Above us rises a long slab with a slender flake on its left edge. Tom’s nuances taunt me from the crib sheet: a ‘step’ on the final steep nose has to be gained ‘with conviction,’ then ‘a hard final pull’ remains before topping out.“Sounds ominous,” I say to John, and it’s my lead. The slab lures me in, seductively. Above the flake, small edges entice me on, drawing me like an amorous spider irresistibly to his mate, yet sensing peril lies ahead. Now the angle steepens; the slab goes concave, sweeping up into the final faceted nose. In front of me, Tom’s ‘step’ is no more than a scooped foothold, and below, the tape on the flake seems a long way off.

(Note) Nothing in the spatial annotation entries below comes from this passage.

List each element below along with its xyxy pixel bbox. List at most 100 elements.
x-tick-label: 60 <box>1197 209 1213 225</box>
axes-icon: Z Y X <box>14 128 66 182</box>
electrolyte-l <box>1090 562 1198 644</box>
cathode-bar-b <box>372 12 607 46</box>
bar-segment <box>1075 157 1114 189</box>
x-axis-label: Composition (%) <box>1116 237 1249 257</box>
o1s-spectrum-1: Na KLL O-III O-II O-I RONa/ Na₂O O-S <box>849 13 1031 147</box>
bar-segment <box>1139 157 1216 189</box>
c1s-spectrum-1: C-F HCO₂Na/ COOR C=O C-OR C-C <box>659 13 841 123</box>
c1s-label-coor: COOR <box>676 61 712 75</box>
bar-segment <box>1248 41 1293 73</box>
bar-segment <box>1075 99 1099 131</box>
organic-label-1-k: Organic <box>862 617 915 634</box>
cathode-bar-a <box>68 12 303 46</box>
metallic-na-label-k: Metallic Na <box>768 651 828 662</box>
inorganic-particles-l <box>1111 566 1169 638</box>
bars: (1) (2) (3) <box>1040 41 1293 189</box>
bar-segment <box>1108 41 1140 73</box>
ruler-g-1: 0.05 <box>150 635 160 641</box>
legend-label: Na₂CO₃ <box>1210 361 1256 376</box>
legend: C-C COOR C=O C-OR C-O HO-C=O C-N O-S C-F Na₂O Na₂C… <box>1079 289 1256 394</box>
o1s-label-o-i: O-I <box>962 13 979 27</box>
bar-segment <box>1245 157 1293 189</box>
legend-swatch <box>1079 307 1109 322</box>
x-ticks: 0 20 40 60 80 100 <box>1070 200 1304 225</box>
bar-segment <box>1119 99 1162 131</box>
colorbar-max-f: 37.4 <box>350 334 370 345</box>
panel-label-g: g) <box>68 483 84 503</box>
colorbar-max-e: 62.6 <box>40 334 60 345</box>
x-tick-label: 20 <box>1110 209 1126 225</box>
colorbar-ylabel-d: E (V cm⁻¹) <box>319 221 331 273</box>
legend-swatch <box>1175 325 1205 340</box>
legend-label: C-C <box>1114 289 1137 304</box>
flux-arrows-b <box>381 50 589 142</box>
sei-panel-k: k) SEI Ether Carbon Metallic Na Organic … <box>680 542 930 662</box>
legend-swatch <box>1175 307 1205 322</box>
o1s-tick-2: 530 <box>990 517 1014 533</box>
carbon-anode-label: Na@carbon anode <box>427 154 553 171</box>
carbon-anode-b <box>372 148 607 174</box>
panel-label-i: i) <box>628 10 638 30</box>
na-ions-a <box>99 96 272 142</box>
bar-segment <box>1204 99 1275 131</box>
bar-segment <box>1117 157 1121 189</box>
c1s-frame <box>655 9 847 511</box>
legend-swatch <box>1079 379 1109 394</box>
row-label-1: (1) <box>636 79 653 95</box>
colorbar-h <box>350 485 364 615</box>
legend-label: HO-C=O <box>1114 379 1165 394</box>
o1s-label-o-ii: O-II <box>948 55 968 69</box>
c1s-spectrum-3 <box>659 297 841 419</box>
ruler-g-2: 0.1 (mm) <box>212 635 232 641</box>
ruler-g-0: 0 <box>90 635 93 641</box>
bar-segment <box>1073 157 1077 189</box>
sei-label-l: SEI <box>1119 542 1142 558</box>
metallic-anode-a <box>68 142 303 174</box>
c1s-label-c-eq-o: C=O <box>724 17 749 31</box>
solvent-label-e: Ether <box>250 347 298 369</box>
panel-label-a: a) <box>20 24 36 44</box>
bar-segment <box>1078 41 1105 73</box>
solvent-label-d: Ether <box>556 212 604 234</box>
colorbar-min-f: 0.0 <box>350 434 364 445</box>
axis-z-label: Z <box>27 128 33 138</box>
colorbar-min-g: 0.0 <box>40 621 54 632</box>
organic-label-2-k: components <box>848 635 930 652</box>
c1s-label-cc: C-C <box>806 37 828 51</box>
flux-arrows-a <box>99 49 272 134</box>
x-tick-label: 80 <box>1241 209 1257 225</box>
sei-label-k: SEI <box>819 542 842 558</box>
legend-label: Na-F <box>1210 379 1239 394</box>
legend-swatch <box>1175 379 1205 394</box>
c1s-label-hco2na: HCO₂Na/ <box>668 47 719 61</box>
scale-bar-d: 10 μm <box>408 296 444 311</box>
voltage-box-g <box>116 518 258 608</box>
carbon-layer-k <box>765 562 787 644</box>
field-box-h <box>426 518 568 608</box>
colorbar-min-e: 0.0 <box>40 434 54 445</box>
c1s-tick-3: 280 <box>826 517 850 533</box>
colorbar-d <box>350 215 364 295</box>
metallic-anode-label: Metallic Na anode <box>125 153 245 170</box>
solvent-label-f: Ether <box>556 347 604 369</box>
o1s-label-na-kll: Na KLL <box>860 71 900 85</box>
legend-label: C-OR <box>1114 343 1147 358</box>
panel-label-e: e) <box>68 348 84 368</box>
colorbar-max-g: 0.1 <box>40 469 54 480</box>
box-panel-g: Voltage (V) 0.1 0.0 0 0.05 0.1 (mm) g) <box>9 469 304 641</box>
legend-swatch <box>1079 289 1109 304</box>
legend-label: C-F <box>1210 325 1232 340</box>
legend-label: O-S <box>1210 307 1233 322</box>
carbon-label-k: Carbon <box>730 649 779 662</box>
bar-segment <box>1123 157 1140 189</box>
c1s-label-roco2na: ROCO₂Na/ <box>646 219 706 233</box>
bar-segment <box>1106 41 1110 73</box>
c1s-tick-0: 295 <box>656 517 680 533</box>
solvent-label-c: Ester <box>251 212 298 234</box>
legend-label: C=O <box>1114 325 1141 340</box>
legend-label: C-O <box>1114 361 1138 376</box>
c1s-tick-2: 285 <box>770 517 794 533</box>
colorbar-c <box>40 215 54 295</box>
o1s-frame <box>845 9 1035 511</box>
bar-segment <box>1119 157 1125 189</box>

 Clearly some ‘conviction’ is required. A shallow nick beside the ‘step’ takes a sideways wire, but I’m not convinced it will stay in. Just do it first time, I tell myself, it won’t be that bad – it’s only supposed to be Hard VS. Leaning leftwards, I get a foot on the ‘step’ and stand up carefully, holding myself in balance with side holds. As expected, the move isn’t bad once I commit, but I wouldn’t care to reverse it, and know at once the trap is sprung. Now the ‘hard final pull.’ Easier angled rock lies tantalizingly close. I glance down at John. The tape on the flake looks even more distant now, and my right-hand rope is pulling disconcertingly on the poor wire.

“Could do with a decent runner,” I shout, pointlessly stating the obvious. The rock defies me: compact, impassive, and devoid of cracks. It’s down to ‘conviction’ again. The way lies up and rightwards, across the bridge of the nose, but this time I need a good look at it, or three or four good looks at it, before I commit. Up and down, up and down, balancing up from the ‘step’ to the small holds on the nose, then scuttling back, like a fledgling psyching up to take to its wings. Next time. Balance up again. I can see the holds I’m going for. Now commit. Push off with the left foot, right foot on a smear, pull hard and ease my body weight across. A tinkle is heard as the wire lifts out, but I’ve got the good holds and it doesn’t matter.

“Bold little number,” John says as he comes over the top.
“You’re not kidding. Sand-bagged again. Wait till I see Mr Leppert.”